One of those was listening to consultants instead of real estate agents, he said during an Inman Connect interview with Kofi Nartey in New York on Wednesday.
When deciding how to price his buildings, most of his advice comes from institutional advisors — who frequently miss the mark because they don’t know the market as well as agents.
“You leave so much money on the table because they’re not on the ground and they’re not selling to the consumer,” he said. “I’ve learned to listen to the brokers who have boots on the ground in pricing our properties.”
It’s just one of the lessons Peebles has learned in his storied decades-long career, which isn’t slowing down as he seeks to create the tallest skyscraper in the Western Hemisphere on Manhattan’s West Side dubbed “Affirmation Tower.”
If built, the tower would be the first women-built, Black-owned skyscraper in the world, landmarks Peebles said should have been already passed years ago.
“All of those things should have happened many years ago,” he said.
The building is part of Peebles quest to support an economy that looks more like the United States — an essential step if America wants its capitalistic democracy to remain, he said on Wednesday.

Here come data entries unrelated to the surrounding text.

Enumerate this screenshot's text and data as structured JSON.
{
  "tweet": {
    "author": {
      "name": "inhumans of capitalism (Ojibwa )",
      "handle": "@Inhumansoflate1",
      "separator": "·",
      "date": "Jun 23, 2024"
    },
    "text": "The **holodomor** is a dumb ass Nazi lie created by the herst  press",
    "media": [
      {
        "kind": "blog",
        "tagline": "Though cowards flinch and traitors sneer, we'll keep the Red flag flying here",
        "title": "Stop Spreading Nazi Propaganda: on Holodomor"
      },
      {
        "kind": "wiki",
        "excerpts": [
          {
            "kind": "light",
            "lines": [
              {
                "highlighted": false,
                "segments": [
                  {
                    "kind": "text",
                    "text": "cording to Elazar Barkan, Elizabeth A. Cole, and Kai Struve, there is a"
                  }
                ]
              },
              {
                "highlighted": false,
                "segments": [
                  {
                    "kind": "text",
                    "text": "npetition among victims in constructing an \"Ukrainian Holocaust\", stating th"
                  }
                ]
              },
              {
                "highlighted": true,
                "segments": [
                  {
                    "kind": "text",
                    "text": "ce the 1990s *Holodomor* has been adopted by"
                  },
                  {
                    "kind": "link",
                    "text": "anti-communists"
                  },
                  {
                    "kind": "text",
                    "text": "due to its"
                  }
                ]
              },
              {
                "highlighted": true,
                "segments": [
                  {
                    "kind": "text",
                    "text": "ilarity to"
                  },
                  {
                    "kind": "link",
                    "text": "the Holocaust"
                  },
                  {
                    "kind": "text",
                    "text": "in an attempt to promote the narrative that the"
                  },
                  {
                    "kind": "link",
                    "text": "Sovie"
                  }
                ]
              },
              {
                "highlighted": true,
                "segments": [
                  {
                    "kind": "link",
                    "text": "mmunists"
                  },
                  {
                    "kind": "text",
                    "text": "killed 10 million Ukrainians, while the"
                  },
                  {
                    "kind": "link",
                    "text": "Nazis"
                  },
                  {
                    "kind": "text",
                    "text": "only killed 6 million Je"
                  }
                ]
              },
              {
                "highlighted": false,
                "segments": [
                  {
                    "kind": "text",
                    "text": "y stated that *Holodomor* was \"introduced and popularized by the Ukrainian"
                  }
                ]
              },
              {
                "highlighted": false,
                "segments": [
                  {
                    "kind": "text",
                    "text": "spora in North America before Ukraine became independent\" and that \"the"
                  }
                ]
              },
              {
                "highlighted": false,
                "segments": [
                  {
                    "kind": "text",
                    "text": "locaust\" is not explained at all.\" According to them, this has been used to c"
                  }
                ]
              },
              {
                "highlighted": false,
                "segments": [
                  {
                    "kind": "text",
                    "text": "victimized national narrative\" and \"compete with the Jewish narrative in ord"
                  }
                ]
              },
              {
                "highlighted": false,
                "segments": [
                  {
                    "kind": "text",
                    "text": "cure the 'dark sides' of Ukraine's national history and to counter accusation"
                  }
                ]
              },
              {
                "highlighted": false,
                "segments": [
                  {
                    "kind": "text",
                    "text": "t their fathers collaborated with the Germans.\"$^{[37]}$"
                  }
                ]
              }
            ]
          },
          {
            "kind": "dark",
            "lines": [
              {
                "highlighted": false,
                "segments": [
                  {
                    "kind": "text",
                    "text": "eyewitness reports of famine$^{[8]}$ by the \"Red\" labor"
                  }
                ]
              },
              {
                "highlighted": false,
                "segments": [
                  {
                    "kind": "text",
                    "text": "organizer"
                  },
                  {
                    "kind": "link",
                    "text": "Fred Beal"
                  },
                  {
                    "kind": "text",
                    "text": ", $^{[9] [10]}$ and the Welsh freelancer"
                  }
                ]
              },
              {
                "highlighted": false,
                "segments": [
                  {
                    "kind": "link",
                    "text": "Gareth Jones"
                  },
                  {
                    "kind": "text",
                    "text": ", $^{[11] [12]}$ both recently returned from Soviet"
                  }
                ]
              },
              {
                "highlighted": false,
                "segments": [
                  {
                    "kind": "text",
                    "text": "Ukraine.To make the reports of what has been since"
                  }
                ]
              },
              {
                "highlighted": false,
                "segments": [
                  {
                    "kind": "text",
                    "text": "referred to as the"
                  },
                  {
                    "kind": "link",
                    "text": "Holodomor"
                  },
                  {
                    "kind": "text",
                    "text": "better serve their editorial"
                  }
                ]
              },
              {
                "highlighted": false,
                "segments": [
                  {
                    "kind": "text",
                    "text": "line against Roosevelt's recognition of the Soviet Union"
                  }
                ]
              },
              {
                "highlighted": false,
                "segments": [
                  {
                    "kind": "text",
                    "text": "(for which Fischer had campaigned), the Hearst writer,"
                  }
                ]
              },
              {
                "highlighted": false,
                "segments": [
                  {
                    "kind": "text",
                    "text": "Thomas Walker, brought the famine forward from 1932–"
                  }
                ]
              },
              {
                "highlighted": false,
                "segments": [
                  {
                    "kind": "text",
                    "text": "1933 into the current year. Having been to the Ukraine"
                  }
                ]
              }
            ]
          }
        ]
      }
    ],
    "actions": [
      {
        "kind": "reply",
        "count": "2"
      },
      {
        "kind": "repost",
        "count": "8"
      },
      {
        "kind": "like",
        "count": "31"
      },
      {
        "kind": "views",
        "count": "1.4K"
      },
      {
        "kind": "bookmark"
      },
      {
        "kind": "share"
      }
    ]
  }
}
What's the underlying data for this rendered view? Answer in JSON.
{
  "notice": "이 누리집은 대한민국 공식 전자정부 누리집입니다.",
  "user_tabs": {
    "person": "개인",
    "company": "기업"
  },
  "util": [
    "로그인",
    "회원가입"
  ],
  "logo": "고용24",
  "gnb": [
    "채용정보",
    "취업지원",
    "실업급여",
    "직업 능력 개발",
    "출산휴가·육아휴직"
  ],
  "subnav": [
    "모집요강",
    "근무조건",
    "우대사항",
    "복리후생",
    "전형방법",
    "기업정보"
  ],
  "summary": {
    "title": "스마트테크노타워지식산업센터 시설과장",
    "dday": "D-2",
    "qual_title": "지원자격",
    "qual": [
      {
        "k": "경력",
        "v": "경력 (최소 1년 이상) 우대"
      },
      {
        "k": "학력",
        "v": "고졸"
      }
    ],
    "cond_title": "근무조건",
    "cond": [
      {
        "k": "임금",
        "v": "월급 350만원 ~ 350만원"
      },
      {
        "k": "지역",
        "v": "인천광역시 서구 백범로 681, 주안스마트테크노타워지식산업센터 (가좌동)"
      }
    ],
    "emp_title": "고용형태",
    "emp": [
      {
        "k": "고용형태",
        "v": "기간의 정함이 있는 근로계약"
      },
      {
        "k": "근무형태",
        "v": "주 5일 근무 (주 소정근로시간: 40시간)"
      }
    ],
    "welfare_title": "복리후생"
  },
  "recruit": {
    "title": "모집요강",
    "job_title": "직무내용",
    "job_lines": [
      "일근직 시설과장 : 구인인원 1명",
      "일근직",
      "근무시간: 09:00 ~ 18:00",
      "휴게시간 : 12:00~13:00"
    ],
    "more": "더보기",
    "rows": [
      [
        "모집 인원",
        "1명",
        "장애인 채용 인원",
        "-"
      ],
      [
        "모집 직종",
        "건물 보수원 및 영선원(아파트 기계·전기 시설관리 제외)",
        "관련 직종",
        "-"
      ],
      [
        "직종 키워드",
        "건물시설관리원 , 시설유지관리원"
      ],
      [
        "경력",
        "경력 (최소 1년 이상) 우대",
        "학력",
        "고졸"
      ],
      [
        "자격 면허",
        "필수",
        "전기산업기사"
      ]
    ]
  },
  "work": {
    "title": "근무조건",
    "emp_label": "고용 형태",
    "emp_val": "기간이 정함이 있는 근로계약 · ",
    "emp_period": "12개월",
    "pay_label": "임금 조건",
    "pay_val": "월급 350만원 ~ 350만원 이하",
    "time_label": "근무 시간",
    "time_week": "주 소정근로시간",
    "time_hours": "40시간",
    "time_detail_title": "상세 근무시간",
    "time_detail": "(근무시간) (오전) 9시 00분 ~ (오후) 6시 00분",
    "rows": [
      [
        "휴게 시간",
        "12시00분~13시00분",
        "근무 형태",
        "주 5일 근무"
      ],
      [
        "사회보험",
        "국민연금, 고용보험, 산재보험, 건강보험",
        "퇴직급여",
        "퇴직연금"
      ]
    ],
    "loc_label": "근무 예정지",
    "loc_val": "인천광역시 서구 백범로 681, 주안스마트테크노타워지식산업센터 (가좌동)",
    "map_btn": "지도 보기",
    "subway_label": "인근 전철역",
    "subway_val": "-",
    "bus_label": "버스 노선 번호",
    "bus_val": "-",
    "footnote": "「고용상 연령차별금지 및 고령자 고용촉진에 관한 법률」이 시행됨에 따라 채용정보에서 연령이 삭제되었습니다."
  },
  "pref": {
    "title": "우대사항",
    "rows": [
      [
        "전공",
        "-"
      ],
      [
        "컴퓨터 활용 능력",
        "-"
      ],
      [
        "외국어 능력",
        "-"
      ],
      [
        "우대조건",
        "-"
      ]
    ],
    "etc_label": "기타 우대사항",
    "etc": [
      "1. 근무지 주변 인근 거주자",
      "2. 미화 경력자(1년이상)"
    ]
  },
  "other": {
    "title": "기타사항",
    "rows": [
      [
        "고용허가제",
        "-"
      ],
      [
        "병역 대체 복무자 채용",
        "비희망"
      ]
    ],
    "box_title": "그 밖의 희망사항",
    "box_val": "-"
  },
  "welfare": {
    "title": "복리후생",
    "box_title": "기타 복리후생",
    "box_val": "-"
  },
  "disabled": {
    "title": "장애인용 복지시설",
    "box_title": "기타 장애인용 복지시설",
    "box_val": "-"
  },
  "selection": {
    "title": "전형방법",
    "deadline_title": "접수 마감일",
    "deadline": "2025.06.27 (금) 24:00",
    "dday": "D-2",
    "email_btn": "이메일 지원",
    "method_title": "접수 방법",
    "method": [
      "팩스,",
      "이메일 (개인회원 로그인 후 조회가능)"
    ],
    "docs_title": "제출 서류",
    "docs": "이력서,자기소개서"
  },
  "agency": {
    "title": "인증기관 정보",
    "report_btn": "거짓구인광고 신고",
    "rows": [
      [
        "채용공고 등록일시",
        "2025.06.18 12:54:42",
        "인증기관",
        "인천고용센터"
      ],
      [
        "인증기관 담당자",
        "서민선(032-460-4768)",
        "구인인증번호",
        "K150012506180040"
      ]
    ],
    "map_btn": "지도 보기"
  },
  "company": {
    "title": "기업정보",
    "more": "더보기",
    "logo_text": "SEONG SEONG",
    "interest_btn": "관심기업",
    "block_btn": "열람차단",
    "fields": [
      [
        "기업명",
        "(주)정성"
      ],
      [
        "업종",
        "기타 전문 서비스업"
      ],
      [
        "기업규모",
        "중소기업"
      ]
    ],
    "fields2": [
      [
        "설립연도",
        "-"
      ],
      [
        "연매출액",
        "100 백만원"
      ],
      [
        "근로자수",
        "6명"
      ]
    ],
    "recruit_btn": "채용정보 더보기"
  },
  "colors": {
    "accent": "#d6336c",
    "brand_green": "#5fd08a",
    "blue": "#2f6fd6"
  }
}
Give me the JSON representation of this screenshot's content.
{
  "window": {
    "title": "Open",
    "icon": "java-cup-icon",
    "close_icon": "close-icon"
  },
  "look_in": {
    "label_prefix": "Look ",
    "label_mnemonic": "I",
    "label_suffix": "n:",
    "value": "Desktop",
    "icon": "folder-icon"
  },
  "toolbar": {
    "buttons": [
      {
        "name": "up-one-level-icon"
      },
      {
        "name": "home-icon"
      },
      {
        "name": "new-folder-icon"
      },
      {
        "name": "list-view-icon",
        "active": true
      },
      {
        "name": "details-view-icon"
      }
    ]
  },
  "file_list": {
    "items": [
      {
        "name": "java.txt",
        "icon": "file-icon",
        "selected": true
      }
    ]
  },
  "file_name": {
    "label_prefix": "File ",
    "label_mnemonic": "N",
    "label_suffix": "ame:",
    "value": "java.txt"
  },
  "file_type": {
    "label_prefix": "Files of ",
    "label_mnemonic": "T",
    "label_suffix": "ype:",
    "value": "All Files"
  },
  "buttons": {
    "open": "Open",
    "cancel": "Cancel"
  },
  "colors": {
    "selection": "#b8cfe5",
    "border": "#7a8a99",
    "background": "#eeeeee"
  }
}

“We’re in a capitalistic democracy, so the pillars of our democracy rest on capitalism,” he said. “And in order for this democracy to endure we have to have one that is equitable and fair, because the more people that are left out of this capitalistic democracy, the less likely people are to buy into it moving forward.”
Part of this process involves being upfront about the challenges faced by non-male and non-white businesspeople, he said.
“We have to recognize that women and people of color have had an unfair obstacle in front of them, an unlevel playing field,” he said.
The developer says what motivates him this far into his career is the desire to make waves, something he credits to his upbringing in Washington D.C., where capital was second to political power.
“What I’m motivated to do is to do my part to make our society more equitable,” he said. “I really wanted to be a transformer, from an early age.”